Ashim lantas melaporkan kejadian itu kepada Rasulullah saw. Tak lama kemudian, beliau memanggil Tsabit.
“Wahai Tsabit, apakah engkau sudi hidup dalam kemuliaan dan nantinya meninggal dalam keadaan syahid?”
Segera saja Tsabit menjawab, “Ya, Rasulullah, saya senang dengan kabar gembira yang saya terima dari Allah dan Rasul-Nya ini. Saya berjanji tidak akan pernah lagi berbicara lebih keras dari suara engkau.”
Maka turunlah ayat berikut:
“Sesungguhnya orang yang merendahkan suaranya di sisi Rasulullah mereka itulah orang-orang yang telah diuji hati mereka oleh Allah untuk bertakwa. Bagi mereka ampunan dan pahala yang besar.” (QS. Al Hujurat: 3)
***
Ibnu Rajab Al Hambali rahimahullah mengisyaratkan bahwa baiknya amalan badan seseorang dan kemampuannya untuk menjauhi keharaman, juga meninggalkan perkara syubhat (yang masih samar hukumnya, -pen), itu semua tergantung pada baiknya hati. (Lihat Jaami’ul ‘Ulum wal Hikam, 1: 210)
Para ulama katakan bahwa hati adalah malikul a’dhoo (rajanya anggota badan), sedangkan anggota badan adalah junuduhu (tentaranya). (Lihat Jaami’ul ‘Ulum, 1: 210)

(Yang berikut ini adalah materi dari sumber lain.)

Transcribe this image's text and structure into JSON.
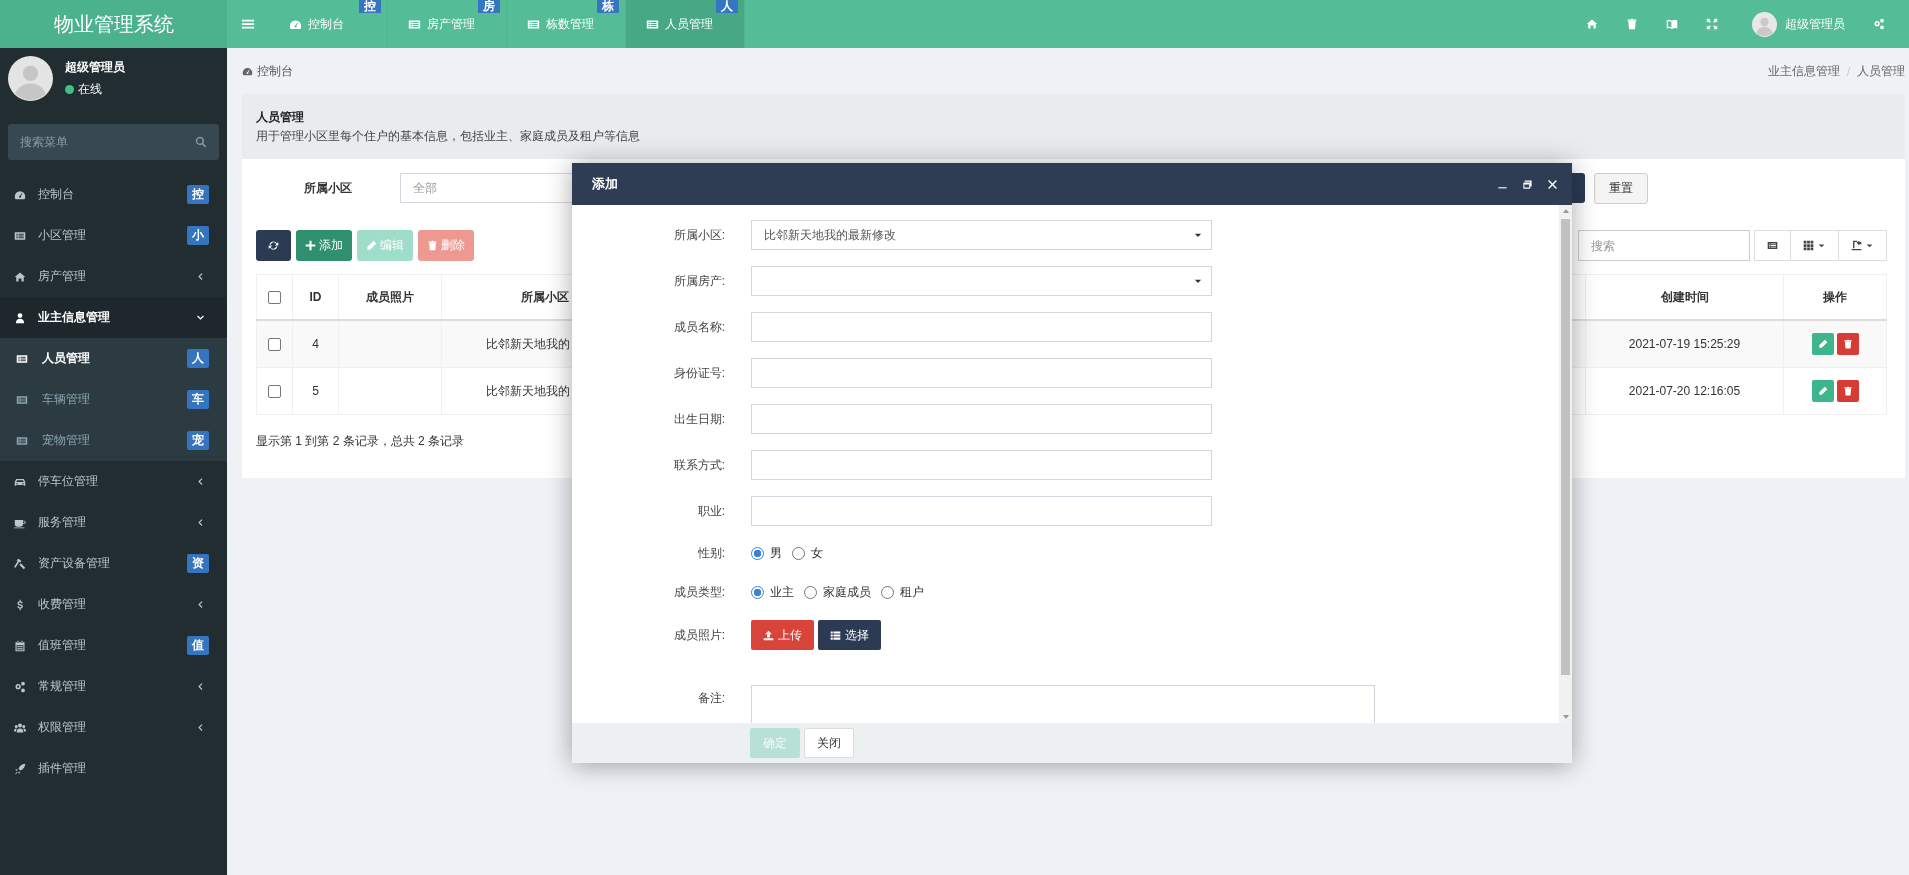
{
  "header": {
    "app_title": "物业管理系统",
    "tabs": [
      {
        "label": "控制台",
        "badge": "控",
        "selected": false
      },
      {
        "label": "房产管理",
        "badge": "房",
        "selected": false
      },
      {
        "label": "栋数管理",
        "badge": "栋",
        "selected": false
      },
      {
        "label": "人员管理",
        "badge": "人",
        "selected": true
      }
    ],
    "user_name": "超级管理员"
  },
  "sidebar": {
    "user": {
      "name": "超级管理员",
      "status": "在线"
    },
    "search": {
      "placeholder": "搜索菜单"
    },
    "items": [
      {
        "label": "控制台",
        "kind": "badge",
        "badge": "控",
        "selected": false
      },
      {
        "label": "小区管理",
        "kind": "badge",
        "badge": "小",
        "selected": false
      },
      {
        "label": "房产管理",
        "kind": "submenu",
        "expanded": false,
        "selected": false
      },
      {
        "label": "业主信息管理",
        "kind": "submenu",
        "expanded": true,
        "selected": false,
        "children": [
          {
            "label": "人员管理",
            "badge": "人",
            "selected": true
          },
          {
            "label": "车辆管理",
            "badge": "车",
            "selected": false
          },
          {
            "label": "宠物管理",
            "badge": "宠",
            "selected": false
          }
        ]
      },
      {
        "label": "停车位管理",
        "kind": "submenu",
        "expanded": false,
        "selected": false
      },
      {
        "label": "服务管理",
        "kind": "submenu",
        "expanded": false,
        "selected": false
      },
      {
        "label": "资产设备管理",
        "kind": "badge",
        "badge": "资",
        "selected": false
      },
      {
        "label": "收费管理",
        "kind": "submenu",
        "expanded": false,
        "selected": false
      },
      {
        "label": "值班管理",
        "kind": "badge",
        "badge": "值",
        "selected": false
      },
      {
        "label": "常规管理",
        "kind": "submenu",
        "expanded": false,
        "selected": false
      },
      {
        "label": "权限管理",
        "kind": "submenu",
        "expanded": false,
        "selected": false
      },
      {
        "label": "插件管理",
        "kind": "plain",
        "selected": false
      }
    ]
  },
  "breadcrumb_home": "控制台",
  "breadcrumb": [
    "业主信息管理",
    "人员管理"
  ],
  "page": {
    "title": "人员管理",
    "description": "用于管理小区里每个住户的基本信息，包括业主、家庭成员及租户等信息"
  },
  "filter": {
    "label": "所属小区",
    "placeholder": "全部",
    "reset_button": "重置"
  },
  "toolbar": {
    "buttons": [
      {
        "kind": "refresh",
        "disabled": false
      },
      {
        "kind": "add",
        "label": "添加",
        "disabled": false
      },
      {
        "kind": "edit",
        "label": "编辑",
        "disabled": true
      },
      {
        "kind": "delete",
        "label": "删除",
        "disabled": true
      }
    ],
    "search_placeholder": "搜索"
  },
  "table": {
    "columns": [
      "ID",
      "成员照片",
      "所属小区",
      "创建时间",
      "操作"
    ],
    "rows": [
      {
        "checked": false,
        "id": "4",
        "community": "比邻新天地我的",
        "created_at": "2021-07-19 15:25:29"
      },
      {
        "checked": false,
        "id": "5",
        "community": "比邻新天地我的",
        "created_at": "2021-07-20 12:16:05"
      }
    ],
    "select_all_checked": false,
    "summary": "显示第 1 到第 2 条记录，总共 2 条记录"
  },
  "dialog": {
    "title": "添加",
    "fields": [
      {
        "kind": "select",
        "label": "所属小区:",
        "value": "比邻新天地我的最新修改"
      },
      {
        "kind": "select",
        "label": "所属房产:"
      },
      {
        "kind": "text",
        "label": "成员名称:"
      },
      {
        "kind": "text",
        "label": "身份证号:"
      },
      {
        "kind": "text",
        "label": "出生日期:"
      },
      {
        "kind": "text",
        "label": "联系方式:"
      },
      {
        "kind": "text",
        "label": "职业:"
      },
      {
        "kind": "radio",
        "label": "性别:",
        "options": [
          {
            "label": "男",
            "selected": true
          },
          {
            "label": "女",
            "selected": false
          }
        ]
      },
      {
        "kind": "radio",
        "label": "成员类型:",
        "options": [
          {
            "label": "业主",
            "selected": true
          },
          {
            "label": "家庭成员",
            "selected": false
          },
          {
            "label": "租户",
            "selected": false
          }
        ]
      },
      {
        "kind": "upload",
        "label": "成员照片:",
        "buttons": [
          "上传",
          "选择"
        ]
      },
      {
        "kind": "textarea",
        "label": "备注:"
      }
    ],
    "buttons": [
      {
        "kind": "primary",
        "label": "确定",
        "disabled": true
      },
      {
        "kind": "default",
        "label": "关闭",
        "disabled": false
      }
    ]
  }
}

Hati yang buruk akan keluarkan darinya kata-kata yang buruk lagi kasar, hati yang baik akan tuturkan kata-kata yang lembut, mendamaikan dan menentramkan.
***
Khalifah Harun al Rasyid menjawab bijak ketika ada seorang ulama faqih hendak mengingatkannya dengan keras:
“Allah telah mengutus orang yang lebih baik dari padamu yaitu Musa as dan Harun as. Kemudian Allah turunkan manusia laknat, paling buruk dan lalim daripadaku yaitu Fir’aun.”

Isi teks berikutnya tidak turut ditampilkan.